CHRISTIAN MORAL PRINCIPLES
TOC | Previous | Next |
Chapter 34: Christian Life Animated with Hope of Everlasting Life
Introduction
We have seen why hope of everlasting life is necessary for living the Christian life (28‑G). Christians have always held that hope gives meaning to the whole of their lives and distinguishes them from the lives of people without hope. Still, the relationship between life in this world and Christian hope for everlasting life needs to be clarified. Which of several possible accounts one accepts makes a great difference to the way one regards Christian life in this world.
This chapter criticizes two distinct Christian views of the matter as well as modern secular humanism. The latter denies the afterlife altogether, but does so partly to safeguard certain values originating in the Christian understanding of the dignity of human persons. By bringing to bear Vatican II’s vision of Christian humanism, the inadequacies of the preceding views can be avoided. In the light of this vision, the chapter offers a fresh account of the relationship between life in this world and the fulfillment in our Lord Jesus for which we hope.
The doctrine of the fulfillment of all things in Jesus shows the inadequacy of the other-worldliness of much Catholic moral and spiritual thought, of modern secular humanist thought, and of various contemporary optimistic mixtures of these currents of thought.
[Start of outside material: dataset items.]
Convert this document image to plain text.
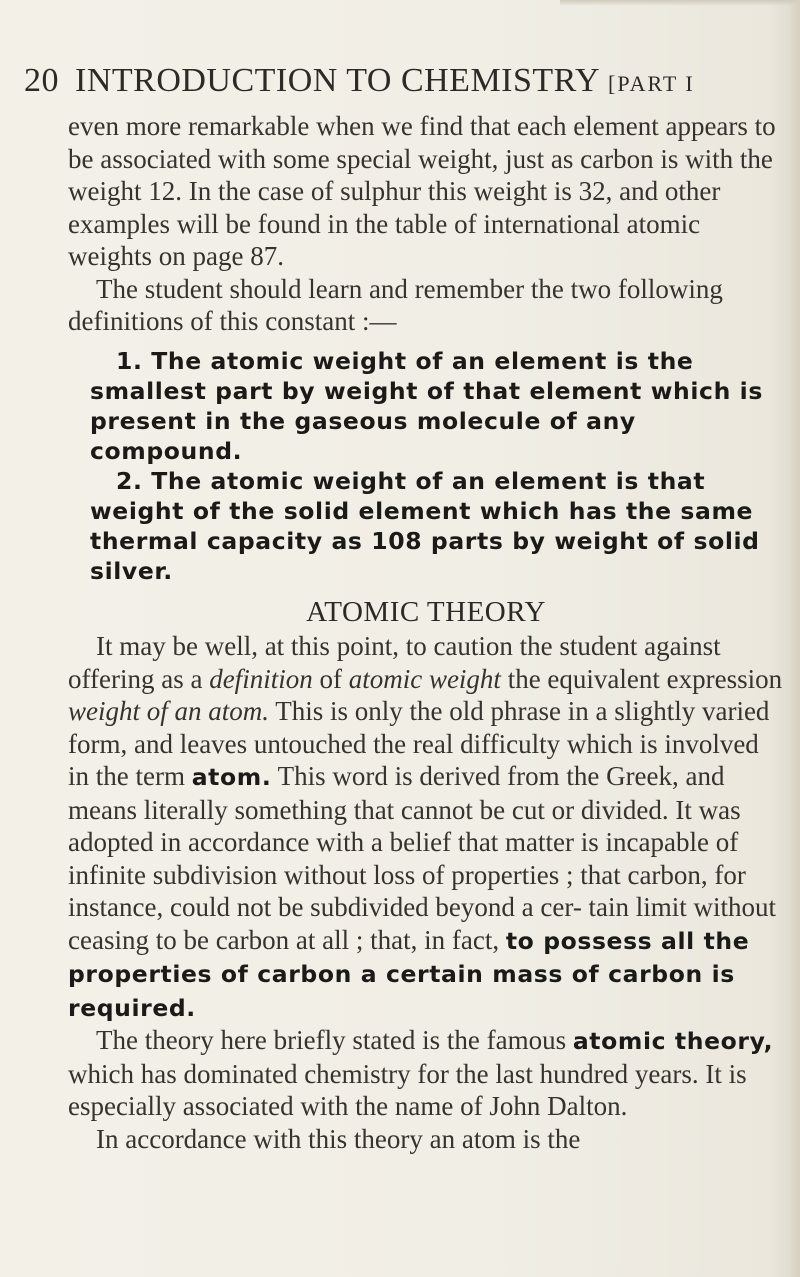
20 INTRODUCTION TO CHEMISTRY [PART I

even more remarkable when we find that each element appears to be associated with some special weight, just as carbon is with the weight 12. In the case of sulphur this weight is 32, and other examples will be found in the table of international atomic weights on page 87.

The student should learn and remember the two following definitions of this constant :—

1. The atomic weight of an element is the smallest part by weight of that element which is present in the gaseous molecule of any compound.

2. The atomic weight of an element is that weight of the solid element which has the same thermal capacity as 108 parts by weight of solid silver.

ATOMIC THEORY

It may be well, at this point, to caution the student against offering as a definition of atomic weight the equivalent expression weight of an atom. This is only the old phrase in a slightly varied form, and leaves untouched the real difficulty which is involved in the term atom. This word is derived from the Greek, and means literally something that cannot be cut or divided. It was adopted in accordance with a belief that matter is incapable of infinite subdivision without loss of properties ; that carbon, for instance, could not be subdivided beyond a cer- tain limit without ceasing to be carbon at all ; that, in fact, to possess all the properties of carbon a certain mass of carbon is required.

The theory here briefly stated is the famous atomic theory, which has dominated chemistry for the last hundred years. It is especially associated with the name of John Dalton.

In accordance with this theory an atom is the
None of these adequately explains the relationship between the divine and human in Christian life. Nor does any of them rightly understand the continuity and discontinuity between this life and the next. Our heavenly vocation and our earthly duty to bring forth fruit in charity for the life of the world are intrinsically related. Heaven includes the perfection of all the good things of this life, both human and divine. But heavenly fulfillment requires an act of divine re-creation, which alone can finally overcome sin and all its effects.